Tal como o dinheiro vivo pronto para qualquer tipo de investimento, o capital do medo pode ser usado para se obter qualquer espécie de lucro, comercial ou político. E é. Isso acontece também com a segurança pessoal que se tornou um grande, talvez o maior, ponto de venda em toda espécie de estratégia de marketing. O lema “lei e ordem”, cada vez mais reduzido à promessa de segurança pessoal (mais exatamente corporal), se tornou uma grande, talvez a maior, bandeira nos manifestos políticos e nas campanhas eleitorais, enquanto a exibição de ameaças à segurança pessoal se tornou um grande, talvez o maior, trunfo na guerra de audiência dos meios de comunicação de massa, reabastecendo constantemente o capital do medo e ampliando ainda mais o sucesso tanto de seu marketing quanto de seu uso político. Como diz Ray Surette, o mundo visto pela TV parece ser constituído de “cidadãos-cordeiros” protegidos de “criminosos-lobos” por uma “polícia de cães pastores”.

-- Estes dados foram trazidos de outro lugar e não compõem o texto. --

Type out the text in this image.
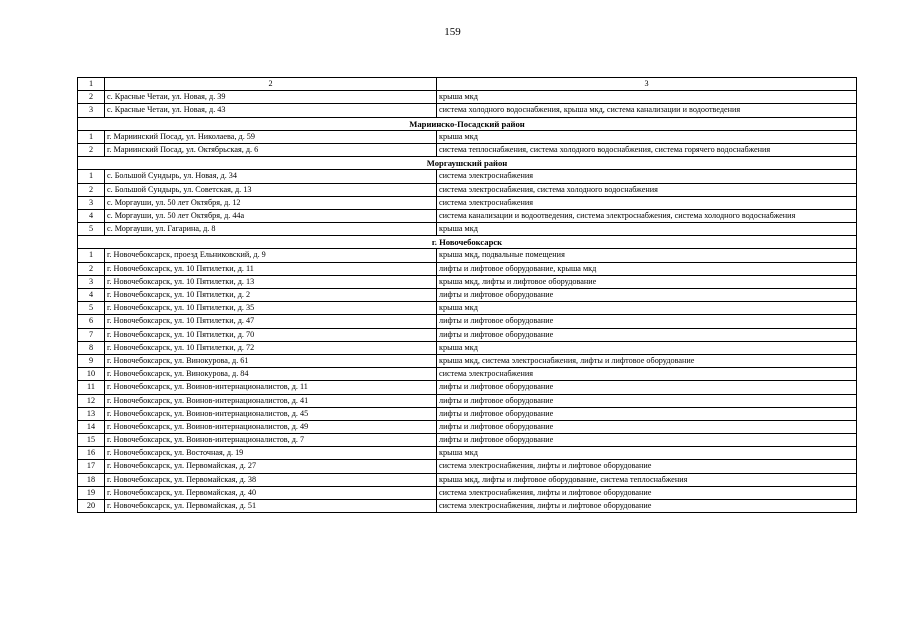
159
1	2	3
2	с. Красные Четаи, ул. Новая, д. 39	крыша мкд
3	с. Красные Четаи, ул. Новая, д. 43	система холодного водоснабжения, крыша мкд, система канализации и водоотведения
Мариинско-Посадский район		
1	г. Мариинский Посад, ул. Николаева, д. 59	крыша мкд
2	г. Мариинский Посад, ул. Октябрьская, д. 6	система теплоснабжения, система холодного водоснабжения, система горячего водоснабжения
Моргаушский район		
1	с. Большой Сундырь, ул. Новая, д. 34	система электроснабжения
2	с. Большой Сундырь, ул. Советская, д. 13	система электроснабжения, система холодного водоснабжения
3	с. Моргауши, ул. 50 лет Октября, д. 12	система электроснабжения
4	с. Моргауши, ул. 50 лет Октября, д. 44а	система канализации и водоотведения, система электроснабжения, система холодного водоснабжения
5	с. Моргауши, ул. Гагарина, д. 8	крыша мкд
г. Новочебоксарск		
1	г. Новочебоксарск, проезд Ельниковский, д. 9	крыша мкд, подвальные помещения
2	г. Новочебоксарск, ул. 10 Пятилетки, д. 11	лифты и лифтовое оборудование, крыша мкд
3	г. Новочебоксарск, ул. 10 Пятилетки, д. 13	крыша мкд, лифты и лифтовое оборудование
4	г. Новочебоксарск, ул. 10 Пятилетки, д. 2	лифты и лифтовое оборудование
5	г. Новочебоксарск, ул. 10 Пятилетки, д. 35	крыша мкд
6	г. Новочебоксарск, ул. 10 Пятилетки, д. 47	лифты и лифтовое оборудование
7	г. Новочебоксарск, ул. 10 Пятилетки, д. 70	лифты и лифтовое оборудование
8	г. Новочебоксарск, ул. 10 Пятилетки, д. 72	крыша мкд
9	г. Новочебоксарск, ул. Винокурова, д. 61	крыша мкд, система электроснабжения, лифты и лифтовое оборудование
10	г. Новочебоксарск, ул. Винокурова, д. 84	система электроснабжения
11	г. Новочебоксарск, ул. Воинов-интернационалистов, д. 11	лифты и лифтовое оборудование
12	г. Новочебоксарск, ул. Воинов-интернационалистов, д. 41	лифты и лифтовое оборудование
13	г. Новочебоксарск, ул. Воинов-интернационалистов, д. 45	лифты и лифтовое оборудование
14	г. Новочебоксарск, ул. Воинов-интернационалистов, д. 49	лифты и лифтовое оборудование
15	г. Новочебоксарск, ул. Воинов-интернационалистов, д. 7	лифты и лифтовое оборудование
16	г. Новочебоксарск, ул. Восточная, д. 19	крыша мкд
17	г. Новочебоксарск, ул. Первомайская, д. 27	система электроснабжения, лифты и лифтовое оборудование
18	г. Новочебоксарск, ул. Первомайская, д. 38	крыша мкд, лифты и лифтовое оборудование, система теплоснабжения
19	г. Новочебоксарск, ул. Первомайская, д. 40	система электроснабжения, лифты и лифтовое оборудование
20	г. Новочебоксарск, ул. Первомайская, д. 51	система электроснабжения, лифты и лифтовое оборудование
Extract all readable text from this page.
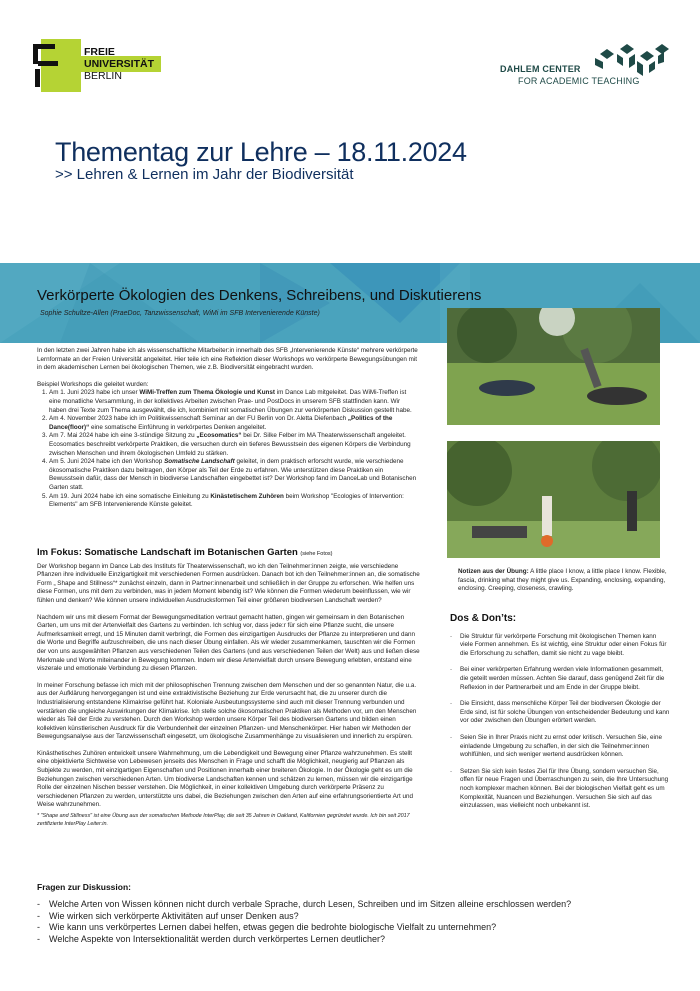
FREIE
UNIVERSITÄT
BERLIN
DAHLEM CENTER
FOR ACADEMIC TEACHING
Thementag zur Lehre – 18.11.2024
>> Lehren & Lernen im Jahr der Biodiversität
Verkörperte Ökologien des Denkens, Schreibens, und Diskutierens
Sophie Schultze-Allen (PraeDoc, Tanzwissenschaft, WiMi im SFB Intervenierende Künste)

In den letzten zwei Jahren habe ich als wissenschaftliche Mitarbeiter:in innerhalb des SFB „Intervenierende Künste“ mehrere verkörperte Lernformate an der Freien Universität angeleitet. Hier teile ich eine Reflektion dieser Workshops wo verkörperte Bewegungsübungen mit in dem akademischen Lernen bei ökologischen Themen, wie z.B. Biodiversität eingebracht wurden.

Beispiel Workshops die geleitet wurden:

1. Am 1. Juni 2023 habe ich unser WiMi-Treffen zum Thema Ökologie und Kunst im Dance Lab mitgeleitet. Das WiMi-Treffen ist eine monatliche Versammlung, in der kollektives Arbeiten zwischen Prae- und PostDocs in unserem SFB stattfinden kann. Wir haben drei Texte zum Thema ausgewählt, die ich, kombiniert mit somatischen Übungen zur verkörperten Diskussion gestellt habe.
2. Am 4. November 2023 habe ich im Politikwissenschaft Seminar an der FU Berlin von Dr. Aletta Diefenbach „Politics of the Dance(floor)“ eine somatische Einführung in verkörpertes Denken angeleitet.
3. Am 7. Mai 2024 habe ich eine 3-stündige Sitzung zu „Ecosomatics“ bei Dr. Silke Felber im MA Theaterwissenschaft angeleitet. Ecosomatics beschreibt verkörperte Praktiken, die versuchen durch ein tieferes Bewusstsein des eigenen Körpers die Verbindung zwischen Menschen und ihrem ökologischen Umfeld zu stärken.
4. Am 5. Juni 2024 habe ich den Workshop Somatische Landschaft geleitet, in dem praktisch erforscht wurde, wie verschiedene ökosomatische Praktiken dazu beitragen, den Körper als Teil der Erde zu erfahren. Wie unterstützen diese Praktiken ein Bewusstsein dafür, dass der Mensch in biodiverse Landschaften eingebettet ist? Der Workshop fand im DanceLab und Botanischen Garten statt.
5. Am 19. Juni 2024 habe ich eine somatische Einleitung zu Kinästetischem Zuhören beim Workshop "Ecologies of Intervention: Elements" am SFB Intervenierende Künste geleitet.
Im Fokus: Somatische Landschaft im Botanischen Garten (siehe Fotos)

Der Workshop begann im Dance Lab des Instituts für Theaterwissenschaft, wo ich den Teilnehmer:innen zeigte, wie verschiedene Pflanzen ihre individuelle Einzigartigkeit mit verschiedenen Formen ausdrücken. Danach bot ich den Teilnehmer:innen an, die somatische Form „ Shape and Stillness“* zunächst einzeln, dann in Partner:innenarbeit und schließlich in der Gruppe zu erforschen. Wie helfen uns diese Formen, uns mit dem zu verbinden, was in jedem Moment lebendig ist? Wie können die Formen wiederum beeinflussen, wie wir fühlen und denken? Wie können unsere individuellen Ausdrucksformen Teil einer größeren biodiversen Landschaft werden?

Nachdem wir uns mit diesem Format der Bewegungsmeditation vertraut gemacht hatten, gingen wir gemeinsam in den Botanischen Garten, um uns mit der Artenvielfalt des Gartens zu verbinden. Ich schlug vor, dass jede:r für sich eine Pflanze sucht, die unsere Aufmerksamkeit erregt, und 15 Minuten damit verbringt, die Formen des einzigartigen Ausdrucks der Pflanze zu interpretieren und dann die Worte und Begriffe aufzuschreiben, die uns nach dieser Übung einfallen. Als wir wieder zusammenkamen, tauschten wir die Formen der von uns ausgewählten Pflanzen aus verschiedenen Teilen des Gartens (und aus verschiedenen Teilen der Welt) aus und ließen diese Merkmale und Worte miteinander in Bewegung kommen. Indem wir diese Artenvielfalt durch unsere Bewegung erlebten, entstand eine viszerale und emotionale Verbindung zu diesen Pflanzen.

In meiner Forschung befasse ich mich mit der philosophischen Trennung zwischen dem Menschen und der so genannten Natur, die u.a. aus der Aufklärung hervorgegangen ist und eine extraktivistische Beziehung zur Erde verursacht hat, die zu unserer durch die Industrialisierung entstandene Klimakrise geführt hat. Koloniale Ausbeutungssysteme sind auch mit dieser Trennung verbunden und verstärken die ungleiche Auswirkungen der Klimakrise. Ich stelle solche ökosomatischen Praktiken als Methoden vor, um den Menschen wieder als Teil der Erde zu verstehen. Durch den Workshop werden unsere Körper Teil des biodiversen Gartens und bilden einen kollektiven künstlerischen Ausdruck für die Verbundenheit der einzelnen Pflanzen- und Menschenkörper. Hier haben wir Methoden der Bewegungsanalyse aus der Tanzwissenschaft eingesetzt, um ökologische Zusammenhänge zu visualisieren und innerlich zu erspüren.

Kinästhetisches Zuhören entwickelt unsere Wahrnehmung, um die Lebendigkeit und Bewegung einer Pflanze wahrzunehmen. Es stellt eine objektivierte Sichtweise von Lebewesen jenseits des Menschen in Frage und schafft die Möglichkeit, neugierig auf Pflanzen als Subjekte zu werden, mit einzigartigen Eigenschaften und Positionen innerhalb einer breiteren Ökologie. In der Ökologie geht es um die Beziehungen zwischen verschiedenen Arten. Um biodiverse Landschaften kennen und schätzen zu lernen, müssen wir die einzigartige Rolle der einzelnen Nischen besser verstehen. Die Möglichkeit, in einer kollektiven Umgebung durch verkörperte Präsenz zu verschiedenen Pflanzen zu werden, unterstützte uns dabei, die Beziehungen zwischen den Arten auf eine erfahrungsorientierte Art und Weise wahrzunehmen.

* "Shape and Stillness" ist eine Übung aus der somatischen Methode InterPlay, die seit 35 Jahren in Oakland, Kalifornien gegründet wurde. Ich bin seit 2017 zertifizierte InterPlay Leiter:in.

Notizen aus der Übung: A little place I know, a little place I know. Flexible, fascia, drinking what they might give us. Expanding, enclosing, expanding, enclosing. Creeping, closeness, crawling.
Dos & Don’ts:
- Die Struktur für verkörperte Forschung mit ökologischen Themen kann viele Formen annehmen. Es ist wichtig, eine Struktur oder einen Fokus für die Erforschung zu schaffen, damit sie nicht zu vage bleibt.
- Bei einer verkörperten Erfahrung werden viele Informationen gesammelt, die geteilt werden müssen. Achten Sie darauf, dass genügend Zeit für die Reflexion in der Partnerarbeit und am Ende in der Gruppe bleibt.
- Die Einsicht, dass menschliche Körper Teil der biodiversen Ökologie der Erde sind, ist für solche Übungen von entscheidender Bedeutung und kann vor oder zwischen den Übungen erörtert werden.
- Seien Sie in Ihrer Praxis nicht zu ernst oder kritisch. Versuchen Sie, eine einladende Umgebung zu schaffen, in der sich die Teilnehmer:innen wohlfühlen, und sich weniger wertend ausdrücken können.
- Setzen Sie sich kein festes Ziel für Ihre Übung, sondern versuchen Sie, offen für neue Fragen und Überraschungen zu sein, die Ihre Untersuchung noch komplexer machen können. Bei der biologischen Vielfalt geht es um Komplexität, Nuancen und Beziehungen. Versuchen Sie sich auf das einzulassen, was vielleicht noch unbekannt ist.
Fragen zur Diskussion:
- Welche Arten von Wissen können nicht durch verbale Sprache, durch Lesen, Schreiben und im Sitzen alleine erschlossen werden?
- Wie wirken sich verkörperte Aktivitäten auf unser Denken aus?
- Wie kann uns verkörpertes Lernen dabei helfen, etwas gegen die bedrohte biologische Vielfalt zu unternehmen?
- Welche Aspekte von Intersektionalität werden durch verkörpertes Lernen deutlicher?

Zygmunt Bauman, sociólogo polonês, iniciou a sua carreiro na Universidade de Varsóvia, onde ocupou a cátedra de sociologia geral. Teve artigos e livros censurados e em 1908 foi afastado da Universidade. Logo em seguida emigrou da Polônia, reconstruindo o sua vida no Canadá, Estados Unidos e Austrália, até chegar à Grã-Bretanha, onde em 1971 se tornou professor titular de sociologia da Universidade de Leeds, cargo que ocupou por 20 anos. Responsável por uma prodigioso produção intelectual, recebeu os prêmios Amalfi (em 1989, pelo livro Modernidade e Holocausto) e Adorno (em 1998, pelo conjunto de sua obra). Foi professor emérito de sociologia das universidades de Leeds e Varsóvia. O autor conta tem mais de trinta obras publicadas no Brasil, dentre elas: Amor líquido; Comunidade; Globalização: as consequências humanos; Identidade; O mal-estar da pós-modernidade; Modernidade líquida e Vida liquida. Zygmunt Bauman faleceu em 09 de janeiro de 2017 em Leeds, Reino Unido.